Dat hangt af van de wijze waarop de organisaties dat reglementair of statutair hebben geregeld. Dit is dus aan uzelf. Wij kunnen ons voorstellen dat er aanleiding kan zijn om de achterban te raadplegen wanneer de sociale partners die zitting hebben in de Commissie Arbeidsvoorwaarde Pensioen een principebesluit hebben genomen over het type pensioenregeling (pensioencontract) en ‘invaren’ (het al dan niet collectief en verplicht meenemen van bestaande pensioenafspraken naar de nieuwe regeling).

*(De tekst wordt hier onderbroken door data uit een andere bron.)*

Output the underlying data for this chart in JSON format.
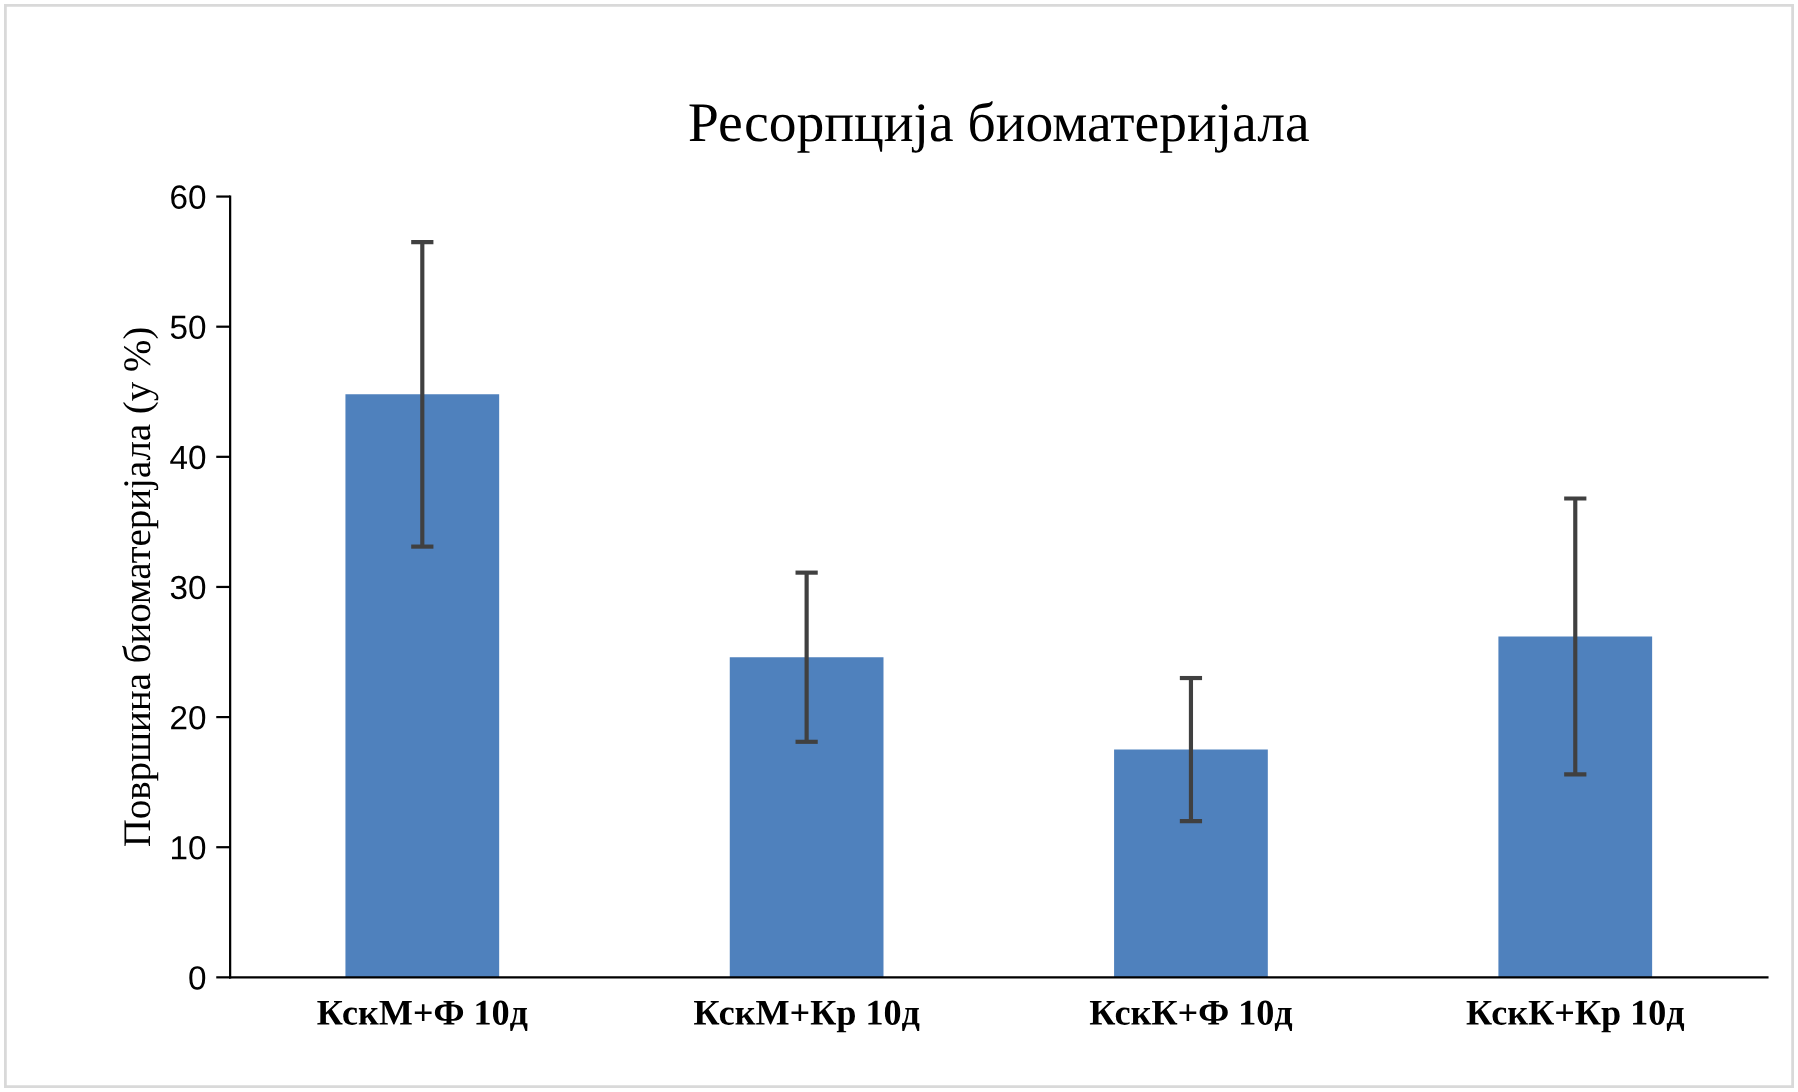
{
  "chart_data": {
    "type": "bar",
    "title": "Ресорпција биоматеријала",
    "ylabel": "Површина биоматеријала (у %)",
    "categories": [
      "КскМ+Ф 10д",
      "КскМ+Кр 10д",
      "КскК+Ф 10д",
      "КскК+Кр 10д"
    ],
    "values": [
      44.8,
      24.6,
      17.5,
      26.2
    ],
    "errors": [
      11.7,
      6.5,
      5.5,
      10.6
    ],
    "color": "#4f81bd",
    "ylim": [
      0,
      60
    ],
    "yticks": [
      0,
      10,
      20,
      30,
      40,
      50,
      60
    ],
    "grid": false
  }
}
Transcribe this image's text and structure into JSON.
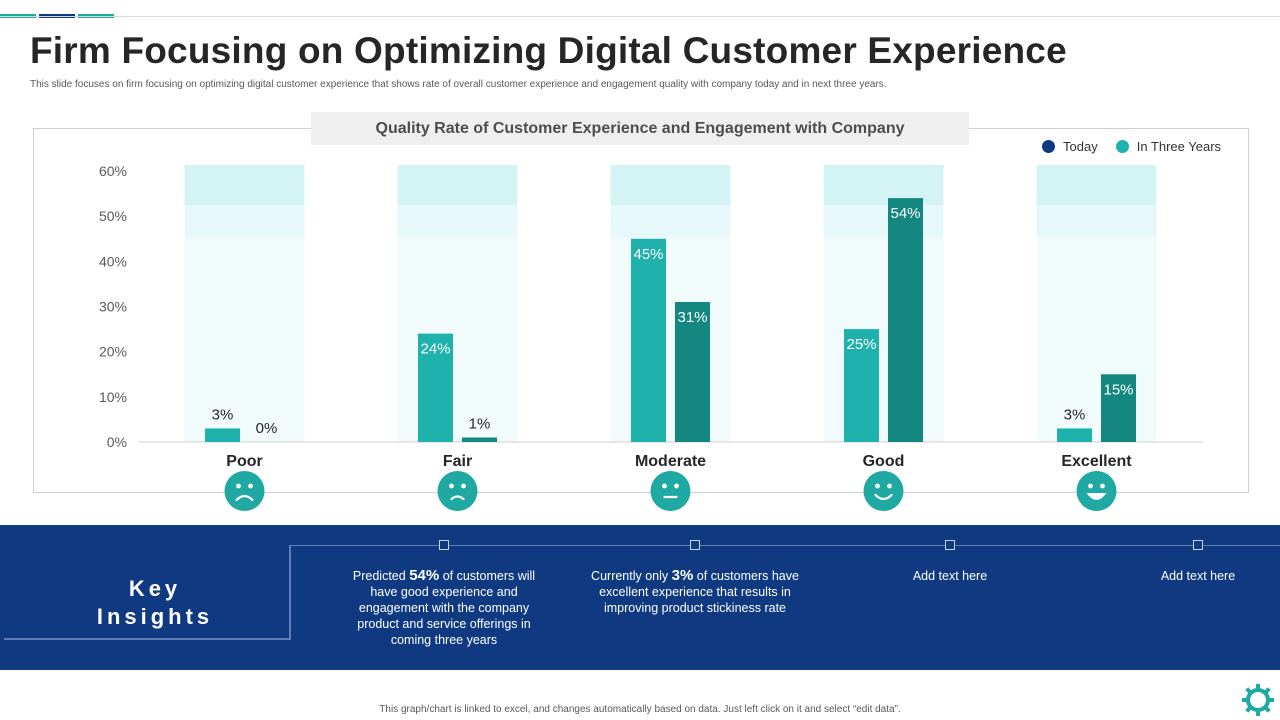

Voor werkgevers zijn er geen specifieke gevolgen te noemen. Wellicht krijgen zij rond de overgang naar een nieuwe pensioenregeling wel meer vragen van hun medewerkers dan daarvoor. PFZW helpt werkgevers daarbij.
Zeker, er is op dit moment al een artikel beschikbaar met basisinformatie voor uw leden. U vindt het artikel op Uw leden informeren | PFZW. De komende periode komt daar nog materiaal bij. Heeft u behoefte aan een pensioenpresentatie voor uw leden of wilt u hulp met de pensioencommunicatie? Neem dan contact op met uw relatiemanager om de mogelijkheden te bespreken.
Ja. De koepel van Nederlandse pensioenfondsen, de Pensioenfederatie, stelt met het ministerie van Sociale Zaken en Werkgelegenheid (SZW) en sociale partners een pakket samen met basisinformatie over de nieuwe pensioenregelingen. Ieder pensioenfonds is wel zelf verantwoordelijk om op adequate wijze zijn deelnemers te informeren.